Оля, боясь шелохнуться, смотрела на сына.
— Мама, люди! — предостерег ее Анджей.
Оля принялась помешивать ложечкой давно остывший кофе… Она бросила из-под зонтика взгляд на голубое небо, словно ждала оттуда какого-то знака.
— Ну, а теперь я пойду, — медленно проговорил Анджей, — на пост… Потому-то я и хотел тебе сказать все.
— Ты знал уже вчера?
— Ну, где там! Вчера отменили. Подумай только, мамочка, я должен вести своих ребят средь бела дня. А мы все время учили их действовать ночью. Я должен их вести… Но как?! Перестреляют нас, словно уток.
— Анджей, нельзя так, — шепнула Оля.
— Как это нельзя?
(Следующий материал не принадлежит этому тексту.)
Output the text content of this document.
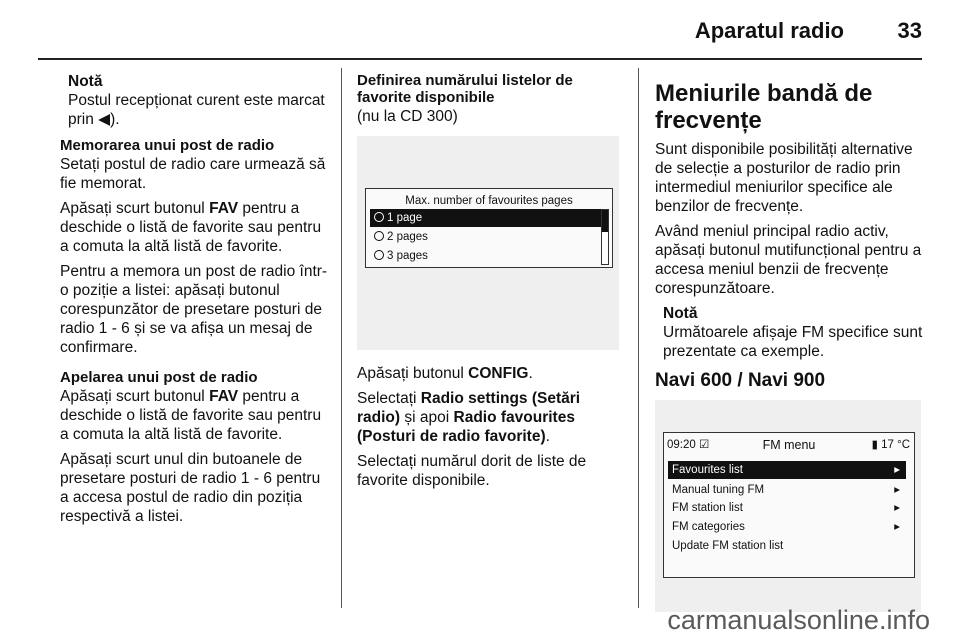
Aparatul radio 33
Notă
Postul recepționat curent este marcat prin ◀).
Memorarea unui post de radio

Setați postul de radio care urmează să fie memorat.

Apăsați scurt butonul FAV pentru a deschide o listă de favorite sau pentru a comuta la altă listă de favorite.

Pentru a memora un post de radio într-o poziție a listei: apăsați butonul corespunzător de presetare posturi de radio 1 - 6 și se va afișa un mesaj de confirmare.

Apelarea unui post de radio

Apăsați scurt butonul FAV pentru a deschide o listă de favorite sau pentru a comuta la altă listă de favorite.

Apăsați scurt unul din butoanele de presetare posturi de radio 1 - 6 pentru a accesa postul de radio din poziția respectivă a listei.

Definirea numărului listelor de favorite disponibile

(nu la CD 300)

Max. number of favourites pages
1 page
2 pages
3 pages

Apăsați butonul CONFIG.

Selectați Radio settings (Setări radio) și apoi Radio favourites (Posturi de radio favorite).

Selectați numărul dorit de liste de favorite disponibile.

Meniurile bandă de frecvențe

Sunt disponibile posibilități alternative de selecție a posturilor de radio prin intermediul meniurilor specifice ale benzilor de frecvențe.

Având meniul principal radio activ, apăsați butonul mutifuncțional pentru a accesa meniul benzii de frecvențe corespunzătoare.

Notă
Următoarele afișaje FM specifice sunt prezentate ca exemple.
Navi 600 / Navi 900
09:20 ☑	FM menu	▮ 17 °C
Favourites list	▸
Manual tuning FM	▸
FM station list	▸
FM categories	▸
Update FM station list
carmanualsonline.info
Так надо. Нас перестреляют, а у вас зато будет какая-то там Польша. Хотелось бы мне только знать, какая она будет…
— Анджей, ты не можешь идти так, — твердо сказала Оля, — ты должен поверить.
— Во что?
— В то, что вы победите.
— А если победим, то что? Что тогда будет?
Оля, с трудом сдерживая слезы, вздохнула и откинулась назад.
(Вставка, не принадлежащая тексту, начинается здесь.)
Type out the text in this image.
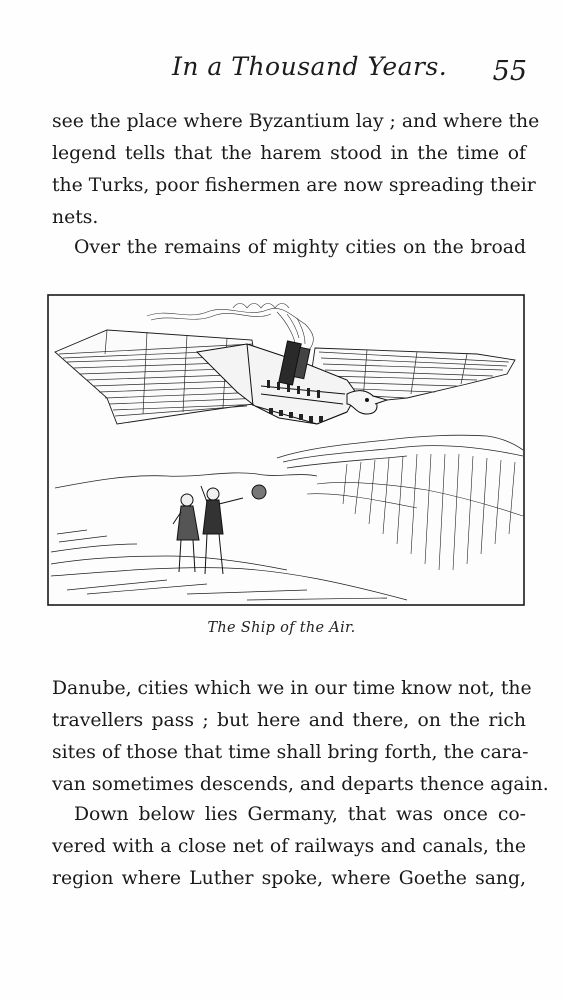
In a Thousand Years. 55
see the place where Byzantium lay ; and where the
legend tells that the harem stood in the time of
the Turks, poor fishermen are now spreading their
nets.
Over the remains of mighty cities on the broad
The Ship of the Air.
Danube, cities which we in our time know not, the
travellers pass ; but here and there, on the rich
sites of those that time shall bring forth, the cara-
van sometimes descends, and departs thence again.
Down below lies Germany, that was once co-
vered with a close net of railways and canals, the
region where Luther spoke, where Goethe sang,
— Ну хорошо, — сказал Анджей, — мне пора.
— Уже? — спросила она.
— Да, — буркнул он и посмотрел на часы, — уже.
— До свидания, — прошептала Оля.
Анджей наклонился и поцеловал ей руку. Оля сидела выпрямившись и внимательно рассматривала голову сына, будто какую-то выставленную в витрине драгоценность. Она видела его голову, волосы, всегда такие непослушные, тонкую, красивую шею и бронзовый цвет его кожи. Она не поцеловала Анджея, а только слегка прикоснулась к этим его темным волосам.
Анджей поднялся и, не оглядываясь, пошел прочь. Он был взволнован, это видно было по тому, как он плутал между пустыми стульями в кофейне. Высокий и худой, он слегка горбился. Оля впервые заметила это.
III
Алек панне Текле:
Госпиталь. Вен афуо, июнь 1944 г.
Милая панна Теча,
не волнуйтесь, со мной ничего страшного, прострелено бедро, задета кость, ходить пока не могу, но недели через две буду танцевать. У письма путь надежный, да и короткий, получите вы его скоро.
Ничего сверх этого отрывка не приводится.